The validation score range is "0.9999 to 1.0000" with the high end being the max possible because the hotspot's max falls within KN33 (the transmitter's reported location).
Conclusion
Well, that's just two examples but it's probably enough for one post! They all start to look more or less the same, after a while. Things will get more interesting if I can find other amateur radio operators or short wave listeners who would like to contribute data by setting up compatible OpenWebRX+ sites as described in this post. My experiments to date have used just a few SDRs listening for relatively long durations but what kind of results would we see if using more SDRs listening over relatively short durations? Would a sufficient large number of SDRs be able to verify locations after just one FT8 cycle?

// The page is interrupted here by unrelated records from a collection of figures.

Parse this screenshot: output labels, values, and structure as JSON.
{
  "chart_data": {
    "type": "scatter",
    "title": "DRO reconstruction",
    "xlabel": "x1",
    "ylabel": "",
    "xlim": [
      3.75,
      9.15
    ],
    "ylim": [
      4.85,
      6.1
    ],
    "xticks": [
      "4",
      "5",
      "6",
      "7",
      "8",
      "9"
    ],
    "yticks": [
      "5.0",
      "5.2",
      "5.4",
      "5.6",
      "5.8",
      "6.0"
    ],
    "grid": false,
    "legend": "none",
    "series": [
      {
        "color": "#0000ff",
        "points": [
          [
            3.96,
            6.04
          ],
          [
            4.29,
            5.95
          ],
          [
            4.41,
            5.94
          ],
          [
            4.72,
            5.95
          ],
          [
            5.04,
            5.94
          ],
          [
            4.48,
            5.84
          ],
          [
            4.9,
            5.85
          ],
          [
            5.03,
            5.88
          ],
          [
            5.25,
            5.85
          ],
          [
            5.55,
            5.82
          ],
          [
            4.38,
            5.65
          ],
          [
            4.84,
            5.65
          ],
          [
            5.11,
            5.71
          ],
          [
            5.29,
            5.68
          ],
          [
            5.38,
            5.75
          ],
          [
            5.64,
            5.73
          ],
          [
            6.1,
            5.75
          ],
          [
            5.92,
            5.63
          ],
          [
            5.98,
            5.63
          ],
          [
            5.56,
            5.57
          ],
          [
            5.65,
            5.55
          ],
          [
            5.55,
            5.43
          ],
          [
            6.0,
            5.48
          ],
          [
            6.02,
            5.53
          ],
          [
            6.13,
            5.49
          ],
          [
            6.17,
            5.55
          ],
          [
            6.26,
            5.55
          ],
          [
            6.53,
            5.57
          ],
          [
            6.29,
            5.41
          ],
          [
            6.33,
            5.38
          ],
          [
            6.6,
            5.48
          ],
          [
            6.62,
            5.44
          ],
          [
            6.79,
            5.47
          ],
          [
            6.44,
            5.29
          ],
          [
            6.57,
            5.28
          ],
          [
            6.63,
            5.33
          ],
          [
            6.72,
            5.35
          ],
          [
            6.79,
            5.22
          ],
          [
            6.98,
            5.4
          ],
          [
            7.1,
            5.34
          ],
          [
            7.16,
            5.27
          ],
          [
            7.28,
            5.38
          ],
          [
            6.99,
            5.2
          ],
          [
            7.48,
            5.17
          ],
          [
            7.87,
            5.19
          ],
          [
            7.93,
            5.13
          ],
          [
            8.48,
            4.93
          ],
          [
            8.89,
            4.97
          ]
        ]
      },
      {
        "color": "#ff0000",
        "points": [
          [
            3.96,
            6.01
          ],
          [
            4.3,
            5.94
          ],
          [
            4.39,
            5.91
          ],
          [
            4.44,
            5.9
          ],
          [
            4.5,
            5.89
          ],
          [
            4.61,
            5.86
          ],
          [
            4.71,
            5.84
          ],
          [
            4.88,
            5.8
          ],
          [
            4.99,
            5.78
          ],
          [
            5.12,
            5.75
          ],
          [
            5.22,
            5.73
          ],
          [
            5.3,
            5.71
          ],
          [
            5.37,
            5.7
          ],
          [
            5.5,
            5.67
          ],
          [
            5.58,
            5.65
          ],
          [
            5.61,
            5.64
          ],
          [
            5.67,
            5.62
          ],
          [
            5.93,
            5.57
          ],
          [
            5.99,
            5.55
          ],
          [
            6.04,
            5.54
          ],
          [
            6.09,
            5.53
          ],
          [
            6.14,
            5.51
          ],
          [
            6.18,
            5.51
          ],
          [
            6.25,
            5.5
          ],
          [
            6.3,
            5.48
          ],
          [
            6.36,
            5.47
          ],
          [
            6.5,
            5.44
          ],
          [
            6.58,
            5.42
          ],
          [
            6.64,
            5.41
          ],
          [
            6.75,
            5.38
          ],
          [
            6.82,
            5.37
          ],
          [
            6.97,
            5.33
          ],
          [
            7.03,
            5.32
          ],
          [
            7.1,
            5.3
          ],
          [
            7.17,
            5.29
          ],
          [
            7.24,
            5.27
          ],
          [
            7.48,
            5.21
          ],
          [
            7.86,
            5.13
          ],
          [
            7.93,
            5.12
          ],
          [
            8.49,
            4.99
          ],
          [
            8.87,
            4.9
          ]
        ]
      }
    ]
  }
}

On the visualization front, I hope some of you found the use of azimuthal projection for TDoA interesting. All the visualizations in this post were produced using Julia and the GeoMakie package.
73s for now!
Footnotes
Although a previous post briefly discussed scoring, it used only one contour. Since writing that post, I've switched to using two contours to produce a validation score range, which accounts for the fact that we don't actually know a transmitter's exact location within the grid it reported. It's still true that each red scoring contour has a single score based on the percentage of Earth's surface outside the contour. In this PY2PM example, 99.92% of the Earth's surface is outside the larger scoring contour meaning that we're 99.92% certain that the PY2PM is transmitting from inside that larger contour (because all points outside it are cooler on the heatmap) — this is the worst-case score. At the same time, 99.98% of the Earth's surface is outside the smaller scoring contour, meaning that we're 99.98% certain that PY2PM is transmitting from inside that smaller contour — this is the best-case score. The two scores together represent the bounds of a score range reported like "0.9992 to 0.9998".